Verifying a one-time password

Just provide the one-time password that the user entered, along with the shared secret stored during setup, to verify whether the one-time password entered by the user (which they got from their authenticator application) is valid for the secret stored on the server side:

\Delight\Otp\Otp::verifyTotp($storedSecret, '390108');
// bool(true)

To account for slight clock skews, network latency and user delays during input, a few older and newer one-time passwords are accepted, providing a good balance of security and usability.

Important: You must prevent brute-force attacks using throttling on the server side. The user must not be allowed more than a few attempts to enter a one-time passwords for a given period.

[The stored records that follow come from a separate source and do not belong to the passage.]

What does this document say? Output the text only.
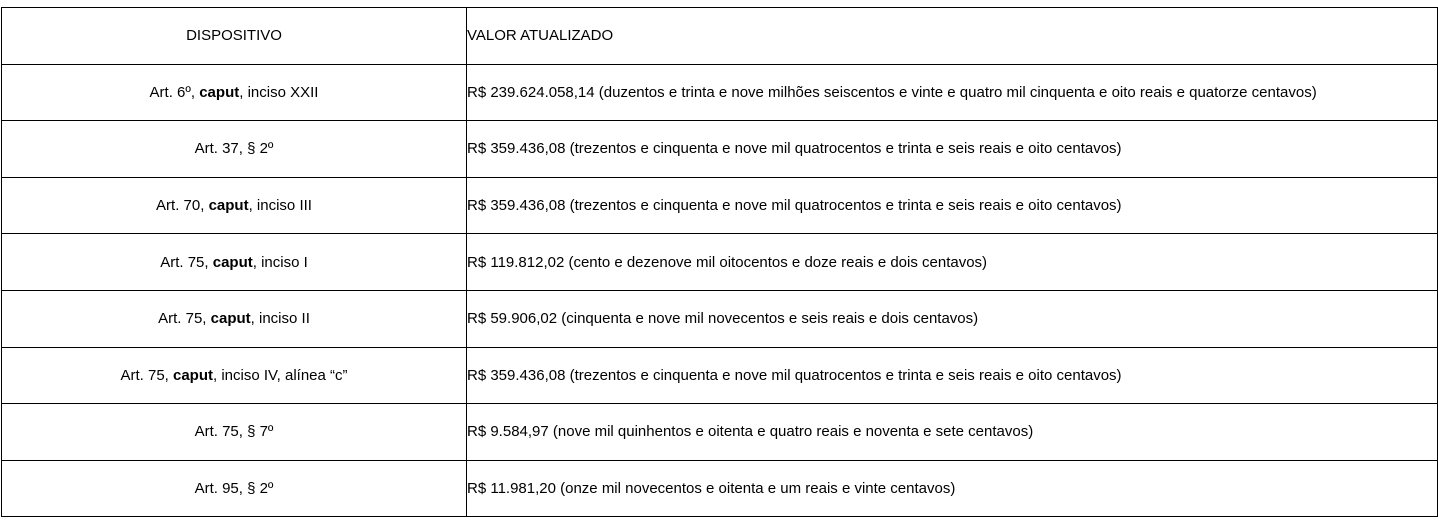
DISPOSITIVO	VALOR ATUALIZADO
Art. 6º, caput, inciso XXII	R$ 239.624.058,14 (duzentos e trinta e nove milhões seiscentos e vinte e quatro mil cinquenta e oito reais e quatorze centavos)
Art. 37, § 2º	R$ 359.436,08 (trezentos e cinquenta e nove mil quatrocentos e trinta e seis reais e oito centavos)
Art. 70, caput, inciso III	R$ 359.436,08 (trezentos e cinquenta e nove mil quatrocentos e trinta e seis reais e oito centavos)
Art. 75, caput, inciso I	R$ 119.812,02 (cento e dezenove mil oitocentos e doze reais e dois centavos)
Art. 75, caput, inciso II	R$ 59.906,02 (cinquenta e nove mil novecentos e seis reais e dois centavos)
Art. 75, caput, inciso IV, alínea “c”	R$ 359.436,08 (trezentos e cinquenta e nove mil quatrocentos e trinta e seis reais e oito centavos)
Art. 75, § 7º	R$ 9.584,97 (nove mil quinhentos e oitenta e quatro reais e noventa e sete centavos)
Art. 95, § 2º	R$ 11.981,20 (onze mil novecentos e oitenta e um reais e vinte centavos)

Important: When a one-time password has been verified as correct, you need to prevent replay attacks using a denylist, e.g. by tracking successfully used one-time passwords per user in your database and preventing them from being used again. The one-time passwords tracked in the denylist should expire after a few minutes. That expiry time must be adjusted when you use custom validity periods or refresh intervals for your one-time passwords, or when you allow for more past or future one-time passwords to be accepted.

If you provided any custom configuration to the user’s client-side authenticator application during setup earlier, you must use the same configuration now when verifying one-time passwords received from the user:

$lookBehindSteps = 3;
$lookAheadSteps = 3;
$currentTime = \time();
$otpLength = 8;
$refreshInterval = 60;
$epoch = 0;
$hashFunction = \Delight\Otp\Otp::HASH_FUNCTION_SHA_512;

\Delight\Otp\Otp::verifyTotp(
    $storedSecret,
    '38618901',
    $lookBehindSteps,
    $lookAheadSteps,
    $currentTime,
    $otpLength,
    $refreshInterval,
    $epoch,
    $hashFunction
);
// bool(true)

Contributing

All contributions are welcome! If you wish to contribute, please create an issue first so that your feature, problem or question can be discussed.

License

This project is licensed under the terms of the MIT License.